Dhanurveda II

Zahid Paningrome
Chapter #4

Ruang Mimpi

Mimpi adalah dunia yang berdiri sendiri. Dia adalah dunia yang berbeda, tapi dianggap sama bagi sebagian orang. Mimpi mempunyai ruang dan waktu yang serupa—tapi tidak sama. Mimpi bisa memberikanmu narasi soal hidup orang lain atau dirimu sendiri di tempat, waktu, dan keadaan yang berbeda. Mimpi bisa menjadi isyarat dan firasat. Isyarat untuk orang lain, firasat untuk diri sendiri atau sebaliknya. 

Kita pernah memimpikan orang yang bahkan tidak kita kenal—belum pernah kita temui. Tapi kita merasa tidak asing dengan sosok itu. Ada yang bilang terjadinya mimpi karena kita terlalu keras memikirkan sesuatu, yang terkait dalam mimpi kita. Tapi kita pasti pernah memimpikan seseorang yang tidak pernah terpikirkan sama sekali, entah teman atau seorang kenalan. Tiba-tiba ia hadir dalam mimpimu, meski semalam—sebelum tidur kamu bahkan tidak terpikirkan sosoknya.

Mimpi bisa mengalami ketidak-teraturan, biasanya dialami oleh orang-orang normal.
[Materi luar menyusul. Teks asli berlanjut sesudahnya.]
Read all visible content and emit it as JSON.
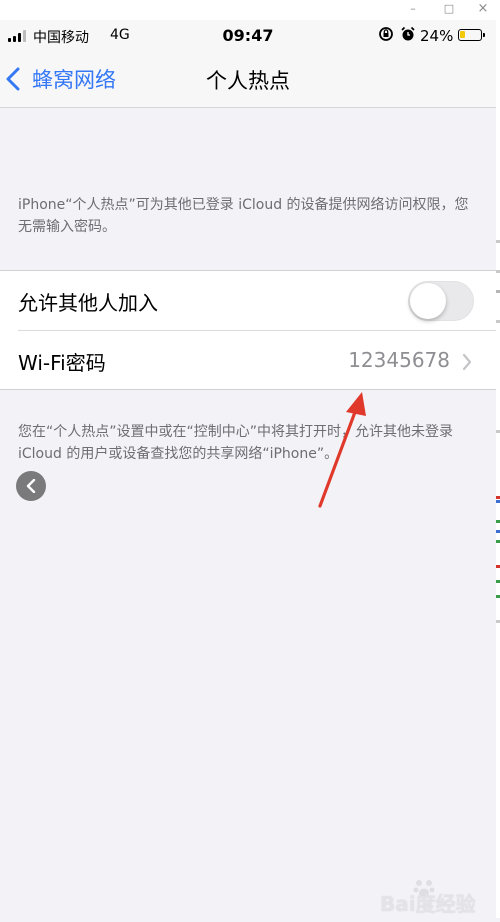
{
  "status_bar": {
    "carrier": "中国移动",
    "network": "4G",
    "time": "09:47",
    "battery": "24%"
  },
  "nav": {
    "back_label": "蜂窝网络",
    "title": "个人热点"
  },
  "description_top": "iPhone“个人热点”可为其他已登录 iCloud 的设备提供网络访问权限，您无需输入密码。",
  "settings": {
    "allow_others_label": "允许其他人加入",
    "allow_others_on": false,
    "wifi_password_label": "Wi-Fi密码",
    "wifi_password_value": "12345678"
  },
  "description_bottom": "您在“个人热点”设置中或在“控制中心”中将其打开时，允许其他未登录 iCloud 的用户或设备查找您的共享网络“iPhone”。",
  "watermark": "Bai度经验",
  "colors": {
    "accent": "#3478f6",
    "battery": "#f3c90c",
    "arrow": "#e0392b"
  }
}
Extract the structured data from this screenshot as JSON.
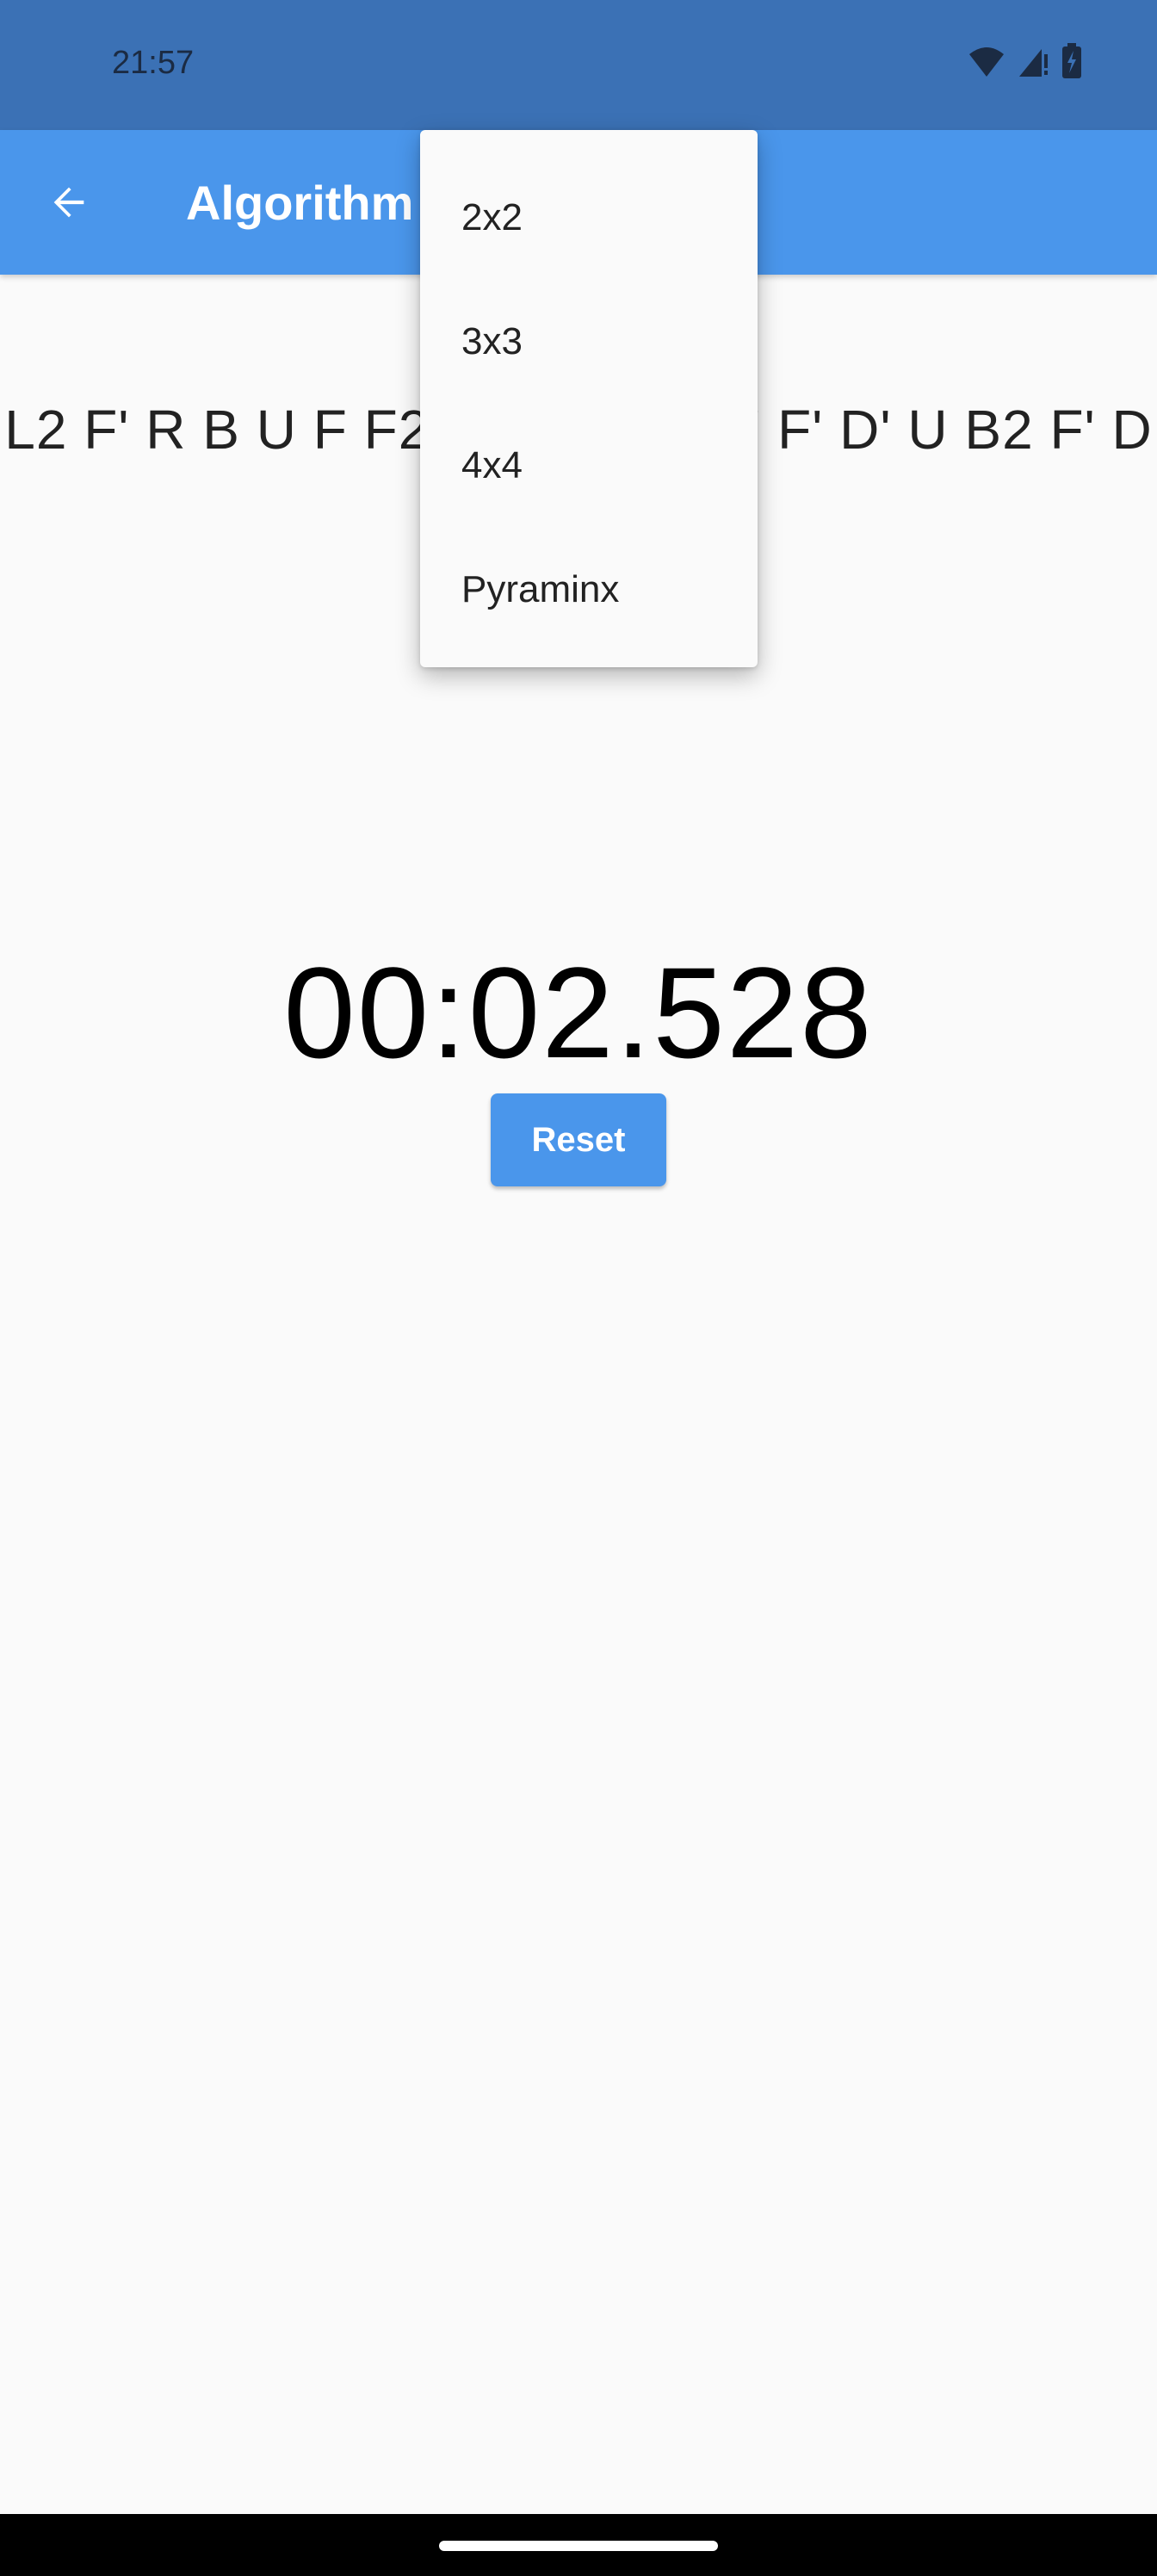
{
  "status_bar": {
    "time": "21:57"
  },
  "app_bar": {
    "title": "Algorithm"
  },
  "scramble": {
    "text": "L2 F' R B U F F2 D F2 R' L' B' F' D' U B2 F' D"
  },
  "timer": {
    "value": "00:02.528"
  },
  "controls": {
    "reset_label": "Reset"
  },
  "dropdown": {
    "items": [
      {
        "label": "2x2"
      },
      {
        "label": "3x3"
      },
      {
        "label": "4x4"
      },
      {
        "label": "Pyraminx"
      }
    ]
  },
  "colors": {
    "status_bar": "#3b71b5",
    "app_bar": "#4a96eb",
    "accent": "#4a96eb",
    "background": "#fafafa"
  }
}
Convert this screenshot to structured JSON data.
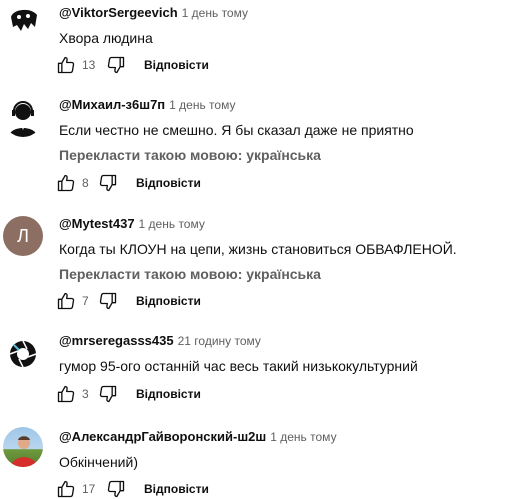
{
  "comments": [
    {
      "author": "@ViktorSergeevich",
      "time": "1 день тому",
      "text": "Хвора людина",
      "translate": "",
      "likes": "13",
      "reply_label": "Відповісти",
      "avatar_icon": "pacman-ghost-avatar"
    },
    {
      "author": "@Михаил-з6ш7п",
      "time": "1 день тому",
      "text": "Если честно не смешно. Я бы сказал даже не приятно",
      "translate": "Перекласти такою мовою: українська",
      "likes": "8",
      "reply_label": "Відповісти",
      "avatar_icon": "headset-person-avatar"
    },
    {
      "author": "@Mytest437",
      "time": "1 день тому",
      "text": "Когда ты КЛОУН на цепи, жизнь становиться ОБВАФЛЕНОЙ.",
      "translate": "Перекласти такою мовою: українська",
      "likes": "7",
      "reply_label": "Відповісти",
      "avatar_letter": "Л",
      "avatar_color": "#8d6e63"
    },
    {
      "author": "@mrseregasss435",
      "time": "21 годину тому",
      "text": "гумор 95-ого останній час весь такий низькокультурний",
      "translate": "",
      "likes": "3",
      "reply_label": "Відповісти",
      "avatar_icon": "aperture-avatar"
    },
    {
      "author": "@АлександрГайворонский-ш2ш",
      "time": "1 день тому",
      "text": "Обкінчений)",
      "translate": "",
      "likes": "17",
      "reply_label": "Відповісти",
      "avatar_icon": "photo-person-avatar"
    }
  ]
}
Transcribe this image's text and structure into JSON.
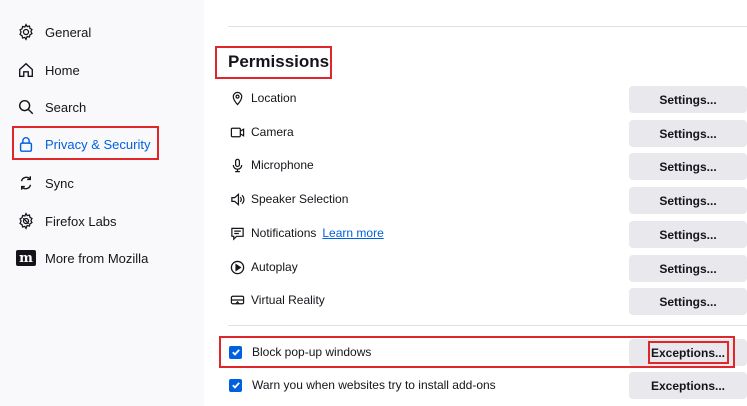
{
  "sidebar": {
    "items": [
      {
        "label": "General",
        "icon": "gear-icon"
      },
      {
        "label": "Home",
        "icon": "home-icon"
      },
      {
        "label": "Search",
        "icon": "search-icon"
      },
      {
        "label": "Privacy & Security",
        "icon": "lock-icon",
        "active": true
      },
      {
        "label": "Sync",
        "icon": "sync-icon"
      },
      {
        "label": "Firefox Labs",
        "icon": "labs-icon"
      },
      {
        "label": "More from Mozilla",
        "icon": "mozilla-logo-icon"
      }
    ]
  },
  "permissions": {
    "title": "Permissions",
    "rows": [
      {
        "label": "Location",
        "icon": "location-icon",
        "button": "Settings..."
      },
      {
        "label": "Camera",
        "icon": "camera-icon",
        "button": "Settings..."
      },
      {
        "label": "Microphone",
        "icon": "microphone-icon",
        "button": "Settings..."
      },
      {
        "label": "Speaker Selection",
        "icon": "speaker-icon",
        "button": "Settings..."
      },
      {
        "label": "Notifications",
        "icon": "notification-icon",
        "button": "Settings...",
        "link": "Learn more"
      },
      {
        "label": "Autoplay",
        "icon": "autoplay-icon",
        "button": "Settings..."
      },
      {
        "label": "Virtual Reality",
        "icon": "vr-icon",
        "button": "Settings..."
      }
    ]
  },
  "checks": [
    {
      "label": "Block pop-up windows",
      "checked": true,
      "button": "Exceptions..."
    },
    {
      "label": "Warn you when websites try to install add-ons",
      "checked": true,
      "button": "Exceptions..."
    }
  ],
  "colors": {
    "accent": "#0061e0",
    "highlight": "#e0262a",
    "button_bg": "#e9e9ed",
    "sidebar_bg": "#f9f9fb"
  }
}
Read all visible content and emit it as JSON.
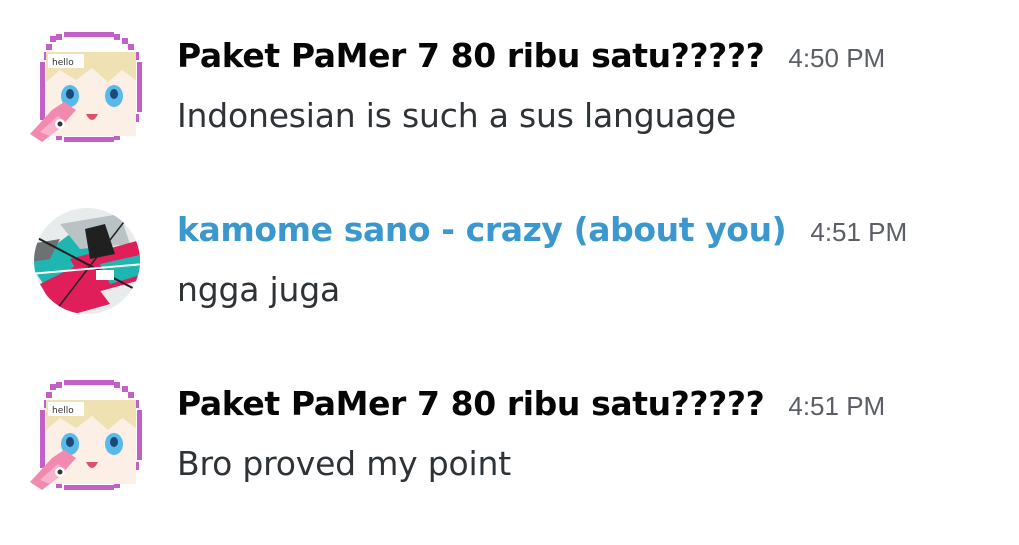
{
  "messages": [
    {
      "username": "Paket PaMer 7 80 ribu satu?????",
      "timestamp": "4:50 PM",
      "content": "Indonesian is such a sus language",
      "avatar": {
        "icon": "anime-girl-avatar-with-pixel-frame",
        "frame_caption": "hello",
        "frame_color": "#c060c8"
      }
    },
    {
      "username": "kamome sano - crazy (about you)",
      "timestamp": "4:51 PM",
      "content": "ngga juga",
      "username_color": "#3b98cf",
      "avatar": {
        "icon": "abstract-art-avatar",
        "colors": [
          "#e01e5a",
          "#1fb5b0",
          "#202020"
        ]
      }
    },
    {
      "username": "Paket PaMer 7 80 ribu satu?????",
      "timestamp": "4:51 PM",
      "content": "Bro proved my point",
      "avatar": {
        "icon": "anime-girl-avatar-with-pixel-frame",
        "frame_caption": "hello",
        "frame_color": "#c060c8"
      }
    }
  ]
}
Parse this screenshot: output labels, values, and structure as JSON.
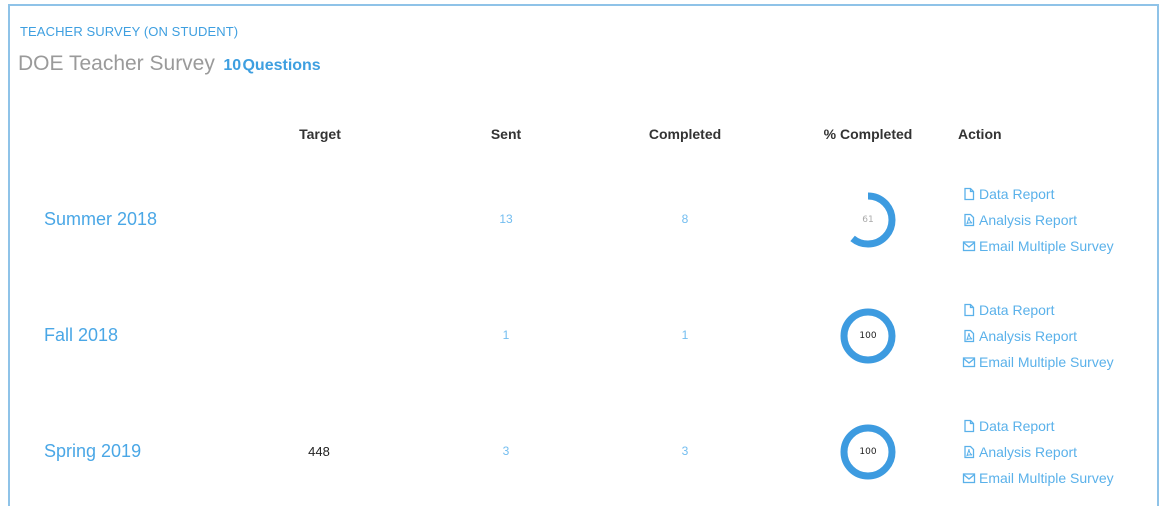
{
  "header": {
    "category": "TEACHER SURVEY (ON STUDENT)",
    "survey_title": "DOE Teacher Survey",
    "question_count": "10",
    "question_label": "Questions"
  },
  "columns": {
    "target": "Target",
    "sent": "Sent",
    "completed": "Completed",
    "percent_completed": "% Completed",
    "action": "Action"
  },
  "rows": [
    {
      "term": "Summer 2018",
      "target": "",
      "sent": "13",
      "completed": "8",
      "percent_completed": 61,
      "percent_label": "61",
      "actions": {
        "data_report": "Data Report",
        "analysis_report": "Analysis Report",
        "email_multiple": "Email Multiple Survey"
      }
    },
    {
      "term": "Fall 2018",
      "target": "",
      "sent": "1",
      "completed": "1",
      "percent_completed": 100,
      "percent_label": "100",
      "actions": {
        "data_report": "Data Report",
        "analysis_report": "Analysis Report",
        "email_multiple": "Email Multiple Survey"
      }
    },
    {
      "term": "Spring 2019",
      "target": "448",
      "sent": "3",
      "completed": "3",
      "percent_completed": 100,
      "percent_label": "100",
      "actions": {
        "data_report": "Data Report",
        "analysis_report": "Analysis Report",
        "email_multiple": "Email Multiple Survey"
      }
    }
  ],
  "colors": {
    "accent": "#4aa7e6",
    "donut": "#3d9be0",
    "panel_border": "#8fc3e8"
  },
  "icons": {
    "data_report": "file-icon",
    "analysis_report": "pdf-file-icon",
    "email_multiple": "envelope-icon"
  }
}
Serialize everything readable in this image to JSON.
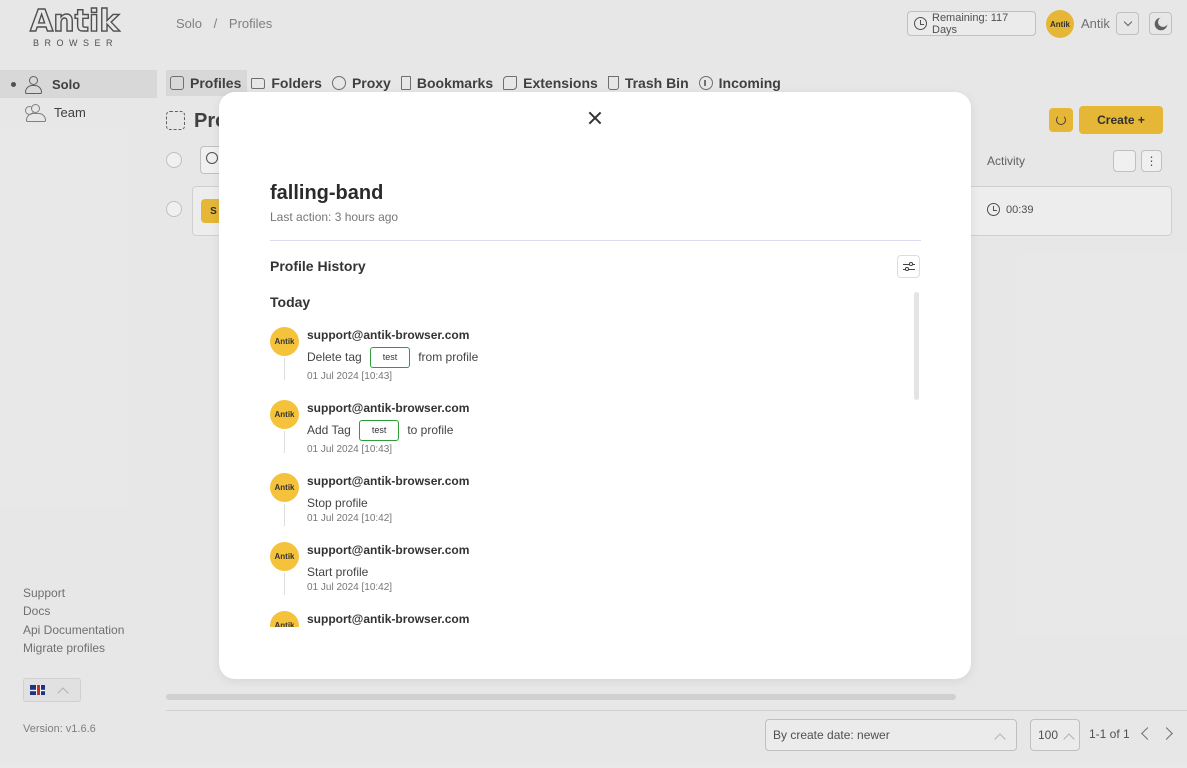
{
  "logo": {
    "main": "Antik",
    "sub": "BROWSER"
  },
  "breadcrumb": [
    "Solo",
    "/",
    "Profiles"
  ],
  "header": {
    "remaining": "Remaining: 117 Days",
    "avatar_text": "Antik",
    "user_name": "Antik"
  },
  "sidebar": {
    "items": [
      {
        "label": "Solo"
      },
      {
        "label": "Team"
      }
    ],
    "links": [
      "Support",
      "Docs",
      "Api Documentation",
      "Migrate profiles"
    ],
    "version": "Version: v1.6.6"
  },
  "tabs": [
    {
      "label": "Profiles"
    },
    {
      "label": "Folders"
    },
    {
      "label": "Proxy"
    },
    {
      "label": "Bookmarks"
    },
    {
      "label": "Extensions"
    },
    {
      "label": "Trash Bin"
    },
    {
      "label": "Incoming"
    }
  ],
  "main": {
    "title_partial": "Pro",
    "create_label": "Create +",
    "activity_header": "Activity",
    "row_time": "00:39",
    "row_tag": "S"
  },
  "footer": {
    "sort_value": "By create date: newer",
    "per_page": "100",
    "pagination": "1-1 of 1"
  },
  "modal": {
    "title": "falling-band",
    "subtitle": "Last action: 3 hours ago",
    "history_title": "Profile History",
    "group_label": "Today",
    "entries": [
      {
        "avatar": "Antik",
        "email": "support@antik-browser.com",
        "before": "Delete tag",
        "tag": "test",
        "after": "from profile",
        "date": "01 Jul 2024 [10:43]"
      },
      {
        "avatar": "Antik",
        "email": "support@antik-browser.com",
        "before": "Add Tag",
        "tag": "test",
        "after": "to profile",
        "date": "01 Jul 2024 [10:43]"
      },
      {
        "avatar": "Antik",
        "email": "support@antik-browser.com",
        "before": "Stop profile",
        "date": "01 Jul 2024 [10:42]"
      },
      {
        "avatar": "Antik",
        "email": "support@antik-browser.com",
        "before": "Start profile",
        "date": "01 Jul 2024 [10:42]"
      },
      {
        "avatar": "Antik",
        "email": "support@antik-browser.com"
      }
    ]
  }
}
Mereka mengaku tidak mampu dengan jelas mengingat mimpi secara utuh atau tidak sanggup melihat siapa yang berada dalam mimpi malamnya. Kaum The Gift mampu memanipulasi ketidak-teraturan itu. Dalam kecenderungan yang ada di dalam sebuah mimpi, biasanya mereka mengendalikan hanya dengan pikiran. Mereka mampu memilih—antara menghentikan, melanjutkan atau menggantinya dengan mimpi lain.

Dalam konsep tata ruang mimpi, hanya orang-orang terpilih yang sanggup menembus hingga tingkat ketiga—tingkatan mimpi paling akhir. Biasanya mereka yang masuk dalam ranah itu, bisa merasakan mimpi di dalam mimpinya sendiri. Konsep tata ruang mimpi ketiga ini sanggup membuat orang masuk ke dalam tatanan tiga ruang mimpi yang lebih dalam. Dan untuk masuk ke sana, seorang dengan kemampuan The Gift pun belum tentu bisa kembali. Mereka akan terjebak di dalam mimpinya sendiri atau bahkan di dalam mimpi orang lain.

Di kehidupan nyata, orang itu akan mengalami tidur panjang. Ia akan dikira mati padahal jantungnya masih berdetak dan ia masih bisa bernapas. Seluruh organ tubuhnya masih berjalan dengan baik. Tidur panjang yang entah sampai kapan, tidak ada yang sanggup membangunkan bahkan dengan pukulan seorang petinju juara dunia. Ia hanya bisa dibangunkan oleh orang lain yang mampu masuk ke tatanan ketiga mimpi—itu pun dengan catatan orang itu mampu mencari seseorang yang harus diselamatkan di dalam dunia mimpi yang mempunyai banyak percabangan ruang—seperti pohon cemara yang rindang.

Dalam tatanan ruang mimpi kedua, seseorang akan mengalami loncatan mimpi. Ia merasa sudah terbangun dari mimpinya, padahal itu masih bagian dari mimpinya sendiri. Apa yang dialami Mara adalah hal yang tidak terduga, ia berada dalam tata ruang kedua namun dalam posisi dan keadaan terbangun di tempat berbeda. Hanya ada dua kemungkinan dari kejadian itu—seorang yang benar-benar ahli. Yang mampu meretas mimpi atau meretas waktu.

Mimpi bisa memengaruhi kehidupan normal yang terjadi saat ini, kemungkinan itu bisa terjadi jika ada seseorang yang dengan sengaja meretas mimpi dan membelokkannya pada tatanan ruang yang lain. Orang-orang ini disebut peretas, ia mampu memanipulasi waktu. Dari mengubahnya, memundurkan keterangan waktu dan memajukannya hingga entah ke masa apa—di tahun berapa.